An increasing number of Chinese people are realizing that the practice of fueling rapid economic growth with excessive consumption of resources must be discarded since many kinds of resources are running short in the country.

This could be seen from the listing of "resources conservation" and "environmental protection" as state policy in the 11th Five-Year Guidelines for National Economic and Social Development (Draft) (2006-2010).

"China is a big country of resources in terms of total reserves, but it is a small one if its population of 1.3 billion is taken into consideration," said Wang Shusen, a deputy to the 10th National People's Congress (NPC), China's top legislature, which convened its annual session on March 5.

Official figures show that China's per capita possession of fresh water is only one fourth of the world average; arable land, less than 40 percent; proven coal reserves, 62 percent; proven oil reserves, 7 percent; natural gas, 4.5 percent; and forest one fifth of the world average.

Furthermore, the per capita possession of 45 kinds of mineral resources is less than half of the world average.

A survey recently released by the Chinese Academy of Sciences shows that China ranks among the world's most wasteful users of natural resources.

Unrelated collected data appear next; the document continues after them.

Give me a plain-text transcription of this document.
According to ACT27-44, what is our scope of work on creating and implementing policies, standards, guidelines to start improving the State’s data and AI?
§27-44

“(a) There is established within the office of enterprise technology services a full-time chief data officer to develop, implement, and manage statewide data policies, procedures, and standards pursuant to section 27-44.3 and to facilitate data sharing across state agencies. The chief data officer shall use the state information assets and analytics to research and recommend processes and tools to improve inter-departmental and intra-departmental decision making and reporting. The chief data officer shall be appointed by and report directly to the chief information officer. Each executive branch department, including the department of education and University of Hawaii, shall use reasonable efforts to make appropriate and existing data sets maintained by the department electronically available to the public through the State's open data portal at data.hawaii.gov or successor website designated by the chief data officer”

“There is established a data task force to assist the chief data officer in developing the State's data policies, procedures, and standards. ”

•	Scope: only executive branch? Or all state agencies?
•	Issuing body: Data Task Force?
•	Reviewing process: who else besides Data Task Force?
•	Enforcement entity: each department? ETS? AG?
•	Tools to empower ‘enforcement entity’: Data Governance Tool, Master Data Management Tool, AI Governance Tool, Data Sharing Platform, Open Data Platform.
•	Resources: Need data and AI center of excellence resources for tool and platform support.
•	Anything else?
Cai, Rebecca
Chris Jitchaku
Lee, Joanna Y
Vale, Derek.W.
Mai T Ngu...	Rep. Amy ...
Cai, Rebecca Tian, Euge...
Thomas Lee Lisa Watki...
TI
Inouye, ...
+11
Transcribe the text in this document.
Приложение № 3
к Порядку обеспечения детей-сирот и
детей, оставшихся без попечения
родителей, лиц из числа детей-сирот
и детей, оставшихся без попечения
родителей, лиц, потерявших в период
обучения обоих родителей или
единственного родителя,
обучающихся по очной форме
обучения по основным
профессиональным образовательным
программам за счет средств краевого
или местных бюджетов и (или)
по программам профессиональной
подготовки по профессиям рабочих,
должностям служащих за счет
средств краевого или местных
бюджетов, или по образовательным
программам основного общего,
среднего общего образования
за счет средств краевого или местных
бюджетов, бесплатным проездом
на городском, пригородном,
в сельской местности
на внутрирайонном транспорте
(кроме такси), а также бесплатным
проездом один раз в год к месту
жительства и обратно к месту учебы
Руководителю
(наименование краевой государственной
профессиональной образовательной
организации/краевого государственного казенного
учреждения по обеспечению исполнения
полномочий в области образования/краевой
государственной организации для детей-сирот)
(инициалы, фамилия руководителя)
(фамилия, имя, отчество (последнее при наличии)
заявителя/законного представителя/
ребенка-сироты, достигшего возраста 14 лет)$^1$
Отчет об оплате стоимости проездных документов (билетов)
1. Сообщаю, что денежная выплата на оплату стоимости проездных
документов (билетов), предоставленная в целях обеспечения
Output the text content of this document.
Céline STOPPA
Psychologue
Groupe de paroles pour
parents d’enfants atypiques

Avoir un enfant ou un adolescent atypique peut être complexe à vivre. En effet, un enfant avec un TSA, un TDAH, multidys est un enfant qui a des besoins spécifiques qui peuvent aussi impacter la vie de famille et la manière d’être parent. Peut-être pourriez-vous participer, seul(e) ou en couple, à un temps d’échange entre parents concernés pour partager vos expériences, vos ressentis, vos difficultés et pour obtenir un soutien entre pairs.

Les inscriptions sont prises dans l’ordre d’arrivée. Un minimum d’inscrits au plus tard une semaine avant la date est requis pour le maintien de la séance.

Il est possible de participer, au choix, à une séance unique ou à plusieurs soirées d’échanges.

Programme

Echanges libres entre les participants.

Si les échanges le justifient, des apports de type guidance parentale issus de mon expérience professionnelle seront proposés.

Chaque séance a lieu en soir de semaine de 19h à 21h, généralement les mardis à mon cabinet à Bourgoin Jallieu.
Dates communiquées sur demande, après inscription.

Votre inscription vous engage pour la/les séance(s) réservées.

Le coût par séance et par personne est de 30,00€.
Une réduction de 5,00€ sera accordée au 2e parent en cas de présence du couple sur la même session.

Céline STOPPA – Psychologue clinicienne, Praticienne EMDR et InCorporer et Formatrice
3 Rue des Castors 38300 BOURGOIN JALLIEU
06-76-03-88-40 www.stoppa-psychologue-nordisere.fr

The survey, listed China 54 out of 59 countries, proves that China does not fundamentally break away from its economic growth model that relies on the "intensive use" of natural resources and energy, says the report.

China has been suffering a chronic insufficiency of natural resources due to its huge population of 1.3 billion, Wang said.

"China must change the pattern of economic growth by mainly relying on high consumption of natural resources and it has to introduce the energy-saving growth model," Wang added.

"The shortage of major resources will hold back economic development to a great extent," he said.

According to media reports, excessive consumption of resources has caused serious destruction to ecological environment.

The desertification of the Hulun Buir Grasslands in north China's Inner Mongolia Autonomous Region is becoming more serious due to excess land reclamation and pasturing; the rock desertification is turning worse in southwest China's Guangxi Zhuang Autonomous Region, Guizhou and Yunnan provinces; and the Huaihe River in central China has been polluted by factories lined along the river.